Beijing's cooling policies will take time to work through

Cheaper 'self-use' flats will push up supply as stock from developers' land purchases kicks in

PUBLISHED : Tuesday, 29 October, 2013, 2:01am
UPDATED : Tuesday, 29 October, 2013, 4:56pm

Beijing's property market is buoyant and the buying frenzy is not likely to be easily cooled by government measures in the short term.

But the impact may be seen gradually, taking into account the lag time for policy changes to have an effect.

The local government is certainly taking action to bring prices down. Last Wednesday, Beijing's municipal government announced a new round of policies aimed at curbing housing inflation.

The authorities introduced a medium-term plan by outlining a proposal to supply enough land for 20,000 "self-use" homes by the end of this year.

The homes will be priced at about 30 per cent cheaper than comparable housing nearby.

Beijing government officials have said the homes - aimed at low to middle-income groups - are planned to be offered at 2 million yuan (HK$2.5 million) or less, with a price range from 10,000 yuan to 20,000 yuan per square metre.

Most of the units will be less than 90 square metres. So far, some designated sites have been identified in non-core districts such as Tongzhou, Dahing and Changping.
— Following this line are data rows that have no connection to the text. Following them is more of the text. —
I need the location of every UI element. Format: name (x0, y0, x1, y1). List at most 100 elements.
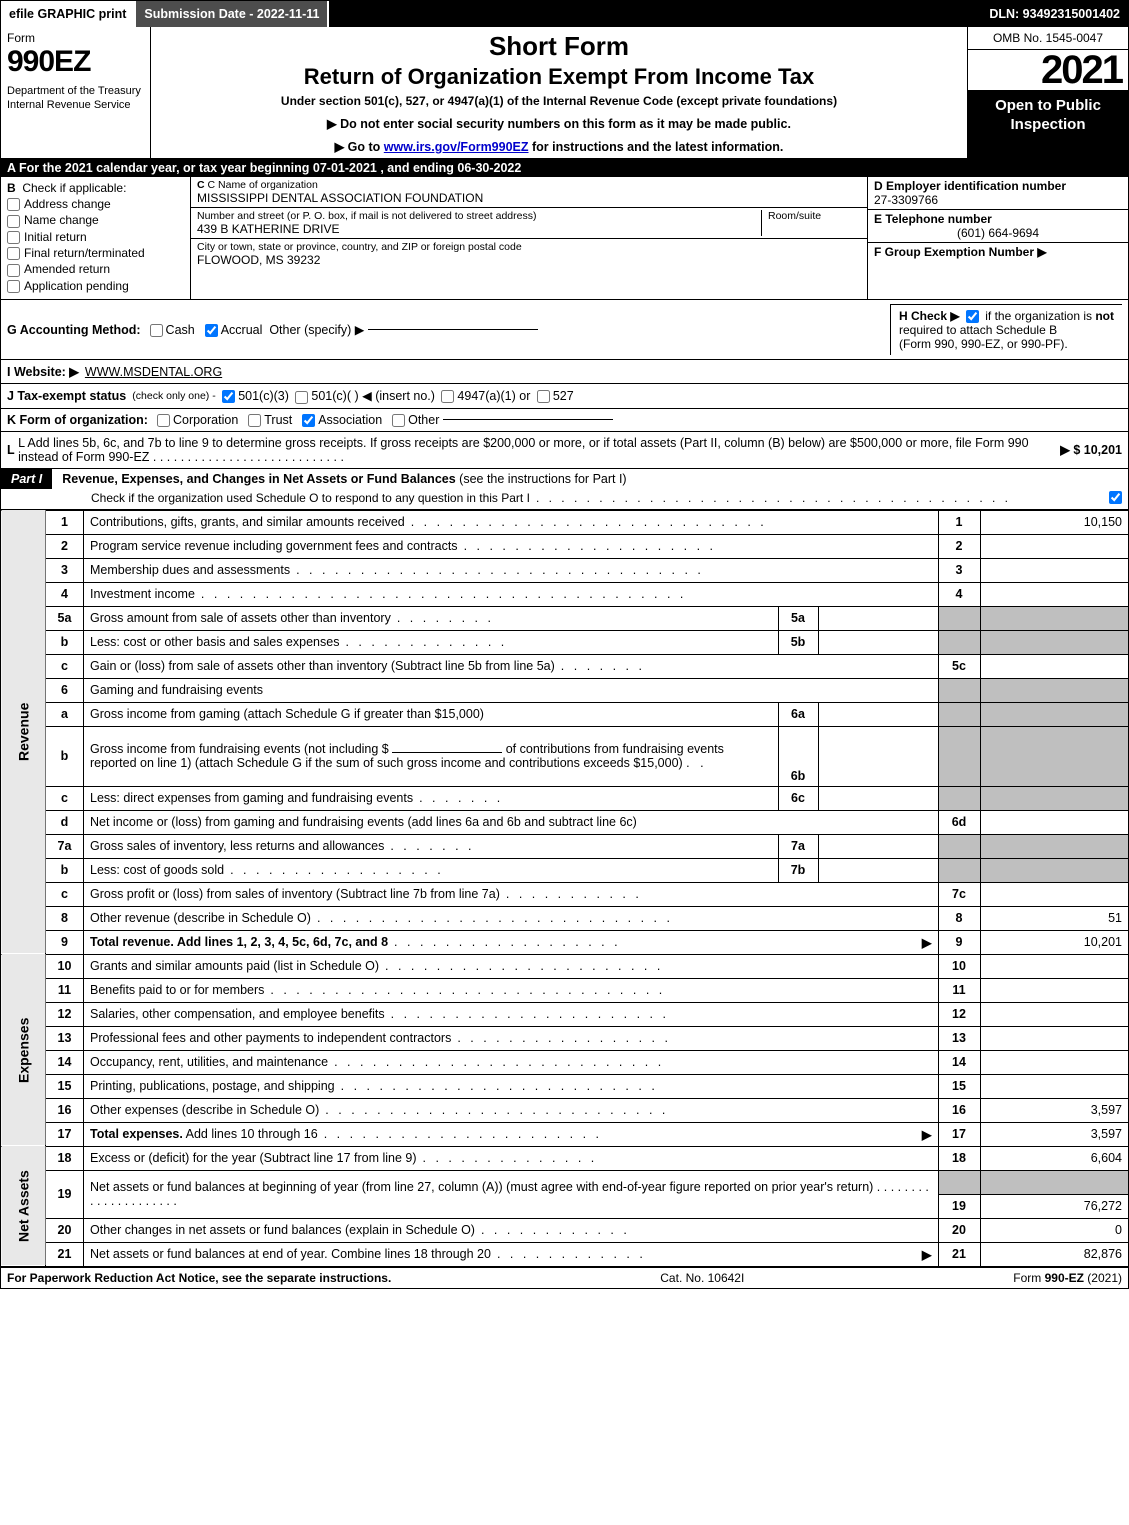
line-5b: bLess: cost or other basis and sales exp… (1, 630, 1128, 654)
chk-application-pending[interactable]: Application pending (7, 279, 184, 293)
line-6b-il: 6b (778, 726, 818, 786)
chk-trust[interactable]: Trust (245, 413, 292, 427)
chk-final-return[interactable]: Final return/terminated (7, 246, 184, 260)
chk-cash[interactable]: Cash (147, 323, 195, 337)
submission-date-label: Submission Date - 2022-11-11 (136, 1, 329, 27)
line-17: 17Total expenses. Add lines 10 through 1… (1, 1122, 1128, 1146)
line-1-num: 1 (938, 510, 980, 534)
subtitle: Under section 501(c), 527, or 4947(a)(1)… (157, 94, 961, 108)
line-21-num: 21 (938, 1242, 980, 1266)
header-right: OMB No. 1545-0047 2021 Open to Public In… (968, 27, 1128, 158)
line-1-amt: 10,150 (980, 510, 1128, 534)
line-8-num: 8 (938, 906, 980, 930)
line-5c-desc: Gain or (loss) from sale of assets other… (90, 659, 555, 673)
form-number: 990EZ (7, 45, 144, 79)
room-suite-lab: Room/suite (768, 210, 861, 222)
line-9-num: 9 (938, 930, 980, 954)
line-1-desc: Contributions, gifts, grants, and simila… (90, 515, 405, 529)
line-6a-val[interactable] (818, 702, 938, 726)
line-5a-val[interactable] (818, 606, 938, 630)
chk-initial-return[interactable]: Initial return (7, 230, 184, 244)
line-18-num: 18 (938, 1146, 980, 1170)
c-name-lab: C Name of organization (208, 179, 318, 191)
line-3-desc: Membership dues and assessments (90, 563, 290, 577)
chk-amended-return[interactable]: Amended return (7, 262, 184, 276)
b-label: Check if applicable: (22, 181, 126, 195)
line-6b-contrib-input[interactable] (392, 752, 502, 753)
chk-address-change[interactable]: Address change (7, 197, 184, 211)
part-i-sub: Check if the organization used Schedule … (1, 489, 1128, 510)
line-20-num: 20 (938, 1218, 980, 1242)
chk-accrual[interactable]: Accrual (202, 323, 263, 337)
line-13-amt (980, 1026, 1128, 1050)
chk-schedule-o[interactable] (1109, 491, 1122, 504)
other-specify-input[interactable] (368, 329, 538, 330)
line-11: 11Benefits paid to or for members. . . .… (1, 978, 1128, 1002)
line-7c: cGross profit or (loss) from sales of in… (1, 882, 1128, 906)
section-b: B Check if applicable: Address change Na… (1, 177, 191, 299)
line-5b-val[interactable] (818, 630, 938, 654)
website-value[interactable]: WWW.MSDENTAL.ORG (85, 365, 222, 379)
instr2-pre: ▶ Go to (335, 140, 384, 154)
chk-501c[interactable]: 501(c)( ) ◀ (insert no.) (292, 388, 435, 403)
instruction-goto: ▶ Go to www.irs.gov/Form990EZ for instru… (157, 139, 961, 154)
line-5c: cGain or (loss) from sale of assets othe… (1, 654, 1128, 678)
line-5c-amt (980, 654, 1128, 678)
opt-association: Association (318, 413, 382, 427)
line-10-num: 10 (938, 954, 980, 978)
opt-527: 527 (553, 389, 574, 403)
line-7a-val[interactable] (818, 834, 938, 858)
line-3-amt (980, 558, 1128, 582)
chk-4947[interactable]: 4947(a)(1) or (438, 389, 530, 403)
d-lab: D Employer identification number (874, 179, 1122, 193)
chk-other-org[interactable]: Other (389, 413, 439, 427)
h-post: if the organization is (985, 309, 1092, 323)
line-13: 13Professional fees and other payments t… (1, 1026, 1128, 1050)
chk-association[interactable]: Association (299, 413, 382, 427)
omb-number: OMB No. 1545-0047 (968, 27, 1128, 50)
line-6c: cLess: direct expenses from gaming and f… (1, 786, 1128, 810)
opt-name-change: Name change (24, 213, 99, 227)
c-city-lab: City or town, state or province, country… (197, 241, 861, 253)
sidebar-net-assets: Net Assets (1, 1146, 46, 1266)
line-2: 2Program service revenue including gover… (1, 534, 1128, 558)
line-15-num: 15 (938, 1074, 980, 1098)
line-7b-val[interactable] (818, 858, 938, 882)
line-7c-desc: Gross profit or (loss) from sales of inv… (90, 887, 500, 901)
row-g-h: G Accounting Method: Cash Accrual Other … (1, 300, 1128, 360)
footer-cat-no: Cat. No. 10642I (660, 1271, 744, 1285)
line-6d-amt (980, 810, 1128, 834)
line-6b: b Gross income from fundraising events (… (1, 726, 1128, 786)
chk-corporation[interactable]: Corporation (154, 413, 238, 427)
form-word: Form (7, 31, 144, 45)
line-12-desc: Salaries, other compensation, and employ… (90, 1007, 385, 1021)
efile-print-label[interactable]: efile GRAPHIC print (1, 1, 136, 27)
section-d-e-f: D Employer identification number 27-3309… (868, 177, 1128, 299)
line-19-num: 19 (938, 1194, 980, 1218)
line-12: 12 Salaries, other compensation, and empl… (1, 1002, 1128, 1026)
other-org-input[interactable] (443, 419, 613, 420)
opt-address-change: Address change (24, 197, 111, 211)
line-6c-val[interactable] (818, 786, 938, 810)
top-bar: efile GRAPHIC print Submission Date - 20… (1, 1, 1128, 27)
line-7c-num: 7c (938, 882, 980, 906)
h-line3: (Form 990, 990-EZ, or 990-PF). (899, 337, 1068, 351)
line-6c-il: 6c (778, 786, 818, 810)
section-b-through-f: B Check if applicable: Address change Na… (1, 177, 1128, 300)
line-5c-num: 5c (938, 654, 980, 678)
line-6d-desc: Net income or (loss) from gaming and fun… (84, 810, 939, 834)
line-11-num: 11 (938, 978, 980, 1002)
line-4-amt (980, 582, 1128, 606)
opt-amended-return: Amended return (24, 262, 110, 276)
line-6a: aGross income from gaming (attach Schedu… (1, 702, 1128, 726)
chk-527[interactable]: 527 (534, 389, 574, 403)
chk-h[interactable] (966, 310, 979, 323)
chk-name-change[interactable]: Name change (7, 213, 184, 227)
line-6b-val[interactable] (818, 726, 938, 786)
chk-501c3[interactable]: 501(c)(3) (219, 389, 289, 403)
row-i-website: I Website: ▶ WWW.MSDENTAL.ORG (1, 360, 1128, 384)
irs-link[interactable]: www.irs.gov/Form990EZ (384, 140, 529, 154)
line-3-num: 3 (938, 558, 980, 582)
form-header: Form 990EZ Department of the Treasury In… (1, 27, 1128, 159)
line-12-num: 12 (938, 1002, 980, 1026)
Many Beijing residents believe that the measures will not have an immediate impact on home prices.

Mainland media reported that hundreds of flats were sold in three residential developments in outer areas of Beijing on the first day of sale on Saturday.

One of my friends in Beijing used a Chinese saying to describe the ineffectiveness of the policy, Bei shui che xin, meaning to use one cup of water to put out the fire in a cartload of wood.

Home prices in Beijing have been surging in recent months, triggering concerns of a bubble and rising resentment over unaffordable homes. Prices in the first nine months of the year were up 20.6 per cent year on year, according to government data.

The shortage of supply and a growing number of aspiring home owners have continued to push prices higher.

There were fewer than 60,000 new flats available for sale early this month. The number is small when compared with the more than 120,000 units sold in the city last year. Such shortages encourage more home seekers to rush in, in fear of further price growth.

However, the situation may not be sustainable. Data shows that new home starts in Beijing in the first nine months rose 12.2 per cent year on year. More supply is expected to come on to the market after developers' aggressive land purchases early this year.

According to mainland research firm China Real Estate Information Corp, among the 120,000 units sold last year, 12,000 units were priced at 10,000 yuan per square metre or less, and 48,000 units went for 15,000 yuan per square metre.

The owners of such properties will be the hardest hit when the 20,000 units of "self-use" homes come on to the market in the coming months. By that time, the real impact of the policy will be seen.